Israeli troops kill six Palestinians, unrest spreads to Gaza

Published October 9, 2015
The Gaza Strip had been mainly calm as unrest has shaken annexed east Jerusalem and the occupied West Bank. -AFP
The Gaza Strip had been mainly calm as unrest has shaken annexed east Jerusalem and the occupied West Bank. -AFP

GAZA CITY: Israeli fire killed six Palestinians and wounded scores during clashes on Friday near Gaza's border, the first unrest-related deaths there after days of violence in east Jerusalem and the West Bank, medics said.

The clashes came as Hamas's chief in Gaza called violence that has hit the occupied West Bank and annexed east Jerusalem an intifada, or uprising, and urged further unrest.

The Gaza Strip had been mainly calm as unrest has shaken annexed east Jerusalem and the occupied West Bank in recent days.

But clashes broke out on Friday east of Gaza City and Khan Yunis along the border with the Jewish state, with Israeli forces opening fire and killing six Palestinians and wounding 21, according to medics.

Ahmed al-Hirbawi, Shadi Dawla, Abed al-Wahidi and Nabil Sharaf, all aged 20, were killed when soldiers responded after youths threw stones at them on the Israel side of their common border east of Khan Yunis, Gaza medics said.

Mohammed al-Raqab, 15, and Adnan Abu Alian, 20, were killed in similar clashes east of Gaza City.

Medics said another 80 Palestinians were wounded, 10 of them seriously.

An army spokeswoman said about 200 Palestinians had approached the fence while hurling rocks and rolling burning tyres toward security forces.

“Forces on the site responded with fire toward the main instigators to prevent their progress and disperse the riot,” claimed the army spokeswoman.

The spokeswoman confirmed “five hits” without elaborating.

The clashes came as Hamas's chief in Gaza called the spreading violence an intifada, or uprising, and urged further unrest.
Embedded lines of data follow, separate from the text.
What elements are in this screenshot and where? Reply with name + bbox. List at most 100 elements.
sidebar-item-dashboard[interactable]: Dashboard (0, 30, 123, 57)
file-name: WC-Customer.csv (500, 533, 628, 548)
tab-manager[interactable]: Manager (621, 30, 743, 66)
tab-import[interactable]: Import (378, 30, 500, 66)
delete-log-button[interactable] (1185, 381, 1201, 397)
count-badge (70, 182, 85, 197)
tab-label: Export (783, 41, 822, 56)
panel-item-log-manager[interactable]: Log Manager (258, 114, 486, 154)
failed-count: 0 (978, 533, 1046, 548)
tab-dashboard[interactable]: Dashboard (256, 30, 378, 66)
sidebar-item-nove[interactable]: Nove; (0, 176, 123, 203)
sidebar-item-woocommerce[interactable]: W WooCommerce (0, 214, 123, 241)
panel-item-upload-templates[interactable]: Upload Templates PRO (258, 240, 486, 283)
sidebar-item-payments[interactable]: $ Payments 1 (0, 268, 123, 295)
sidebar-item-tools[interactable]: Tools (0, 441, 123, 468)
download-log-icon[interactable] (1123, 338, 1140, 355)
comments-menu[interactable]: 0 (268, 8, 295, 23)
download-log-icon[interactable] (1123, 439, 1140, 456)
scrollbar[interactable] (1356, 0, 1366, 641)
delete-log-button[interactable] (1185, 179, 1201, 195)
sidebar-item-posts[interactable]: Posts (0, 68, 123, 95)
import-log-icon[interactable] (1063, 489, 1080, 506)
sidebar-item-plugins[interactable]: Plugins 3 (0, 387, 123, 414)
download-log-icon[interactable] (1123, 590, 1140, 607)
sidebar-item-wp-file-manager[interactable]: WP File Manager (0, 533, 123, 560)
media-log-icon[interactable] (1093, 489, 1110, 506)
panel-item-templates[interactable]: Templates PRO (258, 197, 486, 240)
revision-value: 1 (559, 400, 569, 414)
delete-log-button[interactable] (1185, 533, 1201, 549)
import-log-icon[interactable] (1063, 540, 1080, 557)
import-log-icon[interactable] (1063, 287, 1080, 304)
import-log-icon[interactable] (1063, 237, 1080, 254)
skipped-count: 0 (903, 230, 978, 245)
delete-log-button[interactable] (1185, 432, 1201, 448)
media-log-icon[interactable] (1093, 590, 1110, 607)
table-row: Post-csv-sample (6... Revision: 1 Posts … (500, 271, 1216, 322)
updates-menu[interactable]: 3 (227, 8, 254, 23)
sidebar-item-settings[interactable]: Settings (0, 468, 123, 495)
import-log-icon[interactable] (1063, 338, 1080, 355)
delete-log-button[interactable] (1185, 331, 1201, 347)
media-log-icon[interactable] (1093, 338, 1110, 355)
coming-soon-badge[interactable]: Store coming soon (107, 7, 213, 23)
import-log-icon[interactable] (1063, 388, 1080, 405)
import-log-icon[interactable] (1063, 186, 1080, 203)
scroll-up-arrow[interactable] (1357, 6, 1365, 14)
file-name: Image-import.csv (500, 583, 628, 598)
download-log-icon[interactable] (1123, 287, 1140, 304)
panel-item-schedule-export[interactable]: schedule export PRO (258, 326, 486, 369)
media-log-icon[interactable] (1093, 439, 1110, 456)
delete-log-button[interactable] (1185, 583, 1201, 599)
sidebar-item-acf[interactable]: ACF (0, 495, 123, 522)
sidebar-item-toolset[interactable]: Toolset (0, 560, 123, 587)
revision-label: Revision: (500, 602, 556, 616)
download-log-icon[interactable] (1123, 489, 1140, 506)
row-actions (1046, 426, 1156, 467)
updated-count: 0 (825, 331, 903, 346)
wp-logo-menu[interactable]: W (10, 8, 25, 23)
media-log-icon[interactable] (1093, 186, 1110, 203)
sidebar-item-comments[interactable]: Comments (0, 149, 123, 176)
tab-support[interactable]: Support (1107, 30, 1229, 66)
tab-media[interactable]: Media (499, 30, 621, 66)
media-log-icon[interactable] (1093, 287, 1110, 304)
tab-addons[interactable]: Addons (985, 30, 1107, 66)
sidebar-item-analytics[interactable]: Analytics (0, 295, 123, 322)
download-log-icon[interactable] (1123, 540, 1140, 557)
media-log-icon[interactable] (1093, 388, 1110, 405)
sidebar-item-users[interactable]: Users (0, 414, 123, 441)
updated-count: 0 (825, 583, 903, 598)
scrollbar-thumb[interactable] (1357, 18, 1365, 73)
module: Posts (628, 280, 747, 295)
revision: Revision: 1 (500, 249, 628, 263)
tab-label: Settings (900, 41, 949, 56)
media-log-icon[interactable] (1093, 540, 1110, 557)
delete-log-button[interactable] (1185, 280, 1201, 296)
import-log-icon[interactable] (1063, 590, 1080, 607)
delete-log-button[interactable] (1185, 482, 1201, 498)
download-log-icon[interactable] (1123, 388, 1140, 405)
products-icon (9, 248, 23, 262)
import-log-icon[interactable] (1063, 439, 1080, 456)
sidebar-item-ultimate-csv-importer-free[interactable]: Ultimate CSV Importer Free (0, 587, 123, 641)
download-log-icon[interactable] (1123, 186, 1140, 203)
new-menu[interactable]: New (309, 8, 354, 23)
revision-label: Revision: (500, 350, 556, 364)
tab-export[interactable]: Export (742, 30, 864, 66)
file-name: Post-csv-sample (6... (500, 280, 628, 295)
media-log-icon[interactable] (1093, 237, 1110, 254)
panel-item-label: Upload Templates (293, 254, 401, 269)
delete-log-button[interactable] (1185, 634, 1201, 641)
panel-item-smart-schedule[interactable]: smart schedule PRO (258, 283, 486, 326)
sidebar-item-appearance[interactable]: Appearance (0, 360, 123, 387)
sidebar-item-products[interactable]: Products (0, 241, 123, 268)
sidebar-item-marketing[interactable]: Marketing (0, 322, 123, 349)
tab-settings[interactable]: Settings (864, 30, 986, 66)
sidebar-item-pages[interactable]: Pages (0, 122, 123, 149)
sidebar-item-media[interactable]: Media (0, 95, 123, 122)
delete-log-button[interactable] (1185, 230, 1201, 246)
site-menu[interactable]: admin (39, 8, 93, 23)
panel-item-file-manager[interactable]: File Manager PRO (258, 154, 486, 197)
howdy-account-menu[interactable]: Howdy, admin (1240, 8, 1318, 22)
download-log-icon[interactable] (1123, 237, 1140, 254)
In a sermon at a mosque in Gaza City, Ismail Haniyeh said “we are calling for the strengthening and increasing of the intifada. It is the only path that will lead to liberation,” he said.

“Gaza will fulfil its role in the Jerusalem intifada and it is more than ready for confrontation."

Stabbing attacks in the West Bank, Jerusalem and Israel itself along with rioting have raised fears of a third Palestinian intifada, following a first that began in 1987 and a second in 2000.

Hamas rules Gaza, squeezed between Egypt and Israel and separated from the West Bank. It remains deeply divided from Palestinian president Mahmud Abbas's Fatah party.

The enclave has been hit by three wars with Israel since 2008. A 50-day conflict between Palestinian militants in Gaza and Israel during the summer of 2014 left more than 2,200 people dead and 100,000 homeless.

New stabbing attacks

Friday's stabbings included one by a 17-year-old Jew in the southern Israeli city of Dimona that lightly or moderately wounded two Palestinians and two Arab Israelis.

The teen was arrested and told police he acted because “all Arabs are terrorists.“

Israeli Prime Minister Benjamin Netanyahu quickly condemned the attack by the Jewish youth, a sign of concerns it could trigger further violence.

Attacks also continued against Israelis and Jews, with a Palestinian stabbing and lightly wounding a policeman near a West Bank settlement before being shot dead by the victim.

A Jewish 16-year-old was slightly hurt in a stabbing in Jerusalem by an 18-year-old Palestinian suspect, who was arrested.

And a woman was shot and wounded when she tried to stab a security guard at a bus station in the northern Israeli town of Afula, police said.

There have been 13 stabbing attacks since Saturday, including the revenge assault. Five of the alleged attackers have been killed.

Old City tensions

Friday's escalation came as Israeli security forces sought to prevent the further spread of Palestinian unrest, with Netanyahu saying Thursday night the country faced a mostly unorganised “wave of terror”.

He promised action against those inciting violence but warned there was no “magic solution”.

Abbas has spoken out against violence and in favour of “peaceful, popular resistance,” but many youths are frustrated with his leadership as well as Israel's government.

Jerusalem's Old City was tense on Friday as Palestinians filed toward the sensitive Al-Aqsa mosque compound for the Friday congregation.

Scuffles broke out as a group of about 50 Jews wearing skullcaps, or draped in the Israeli flag, walked through the mainly Muslim eastern portion of the Old City toward the Western Wall.

Jews shouted “long live the Israeli people” and some of the women made obscene gestures at Muslims, who responded with shouts of “Allahu Akbar”.

Clashes between police and Palestinian youths have repeatedly erupted at the Al-Aqsa compound in recent weeks, and police were prohibiting men under 45 from entering the site on Friday.

Such measures are often imposed when tensions flare.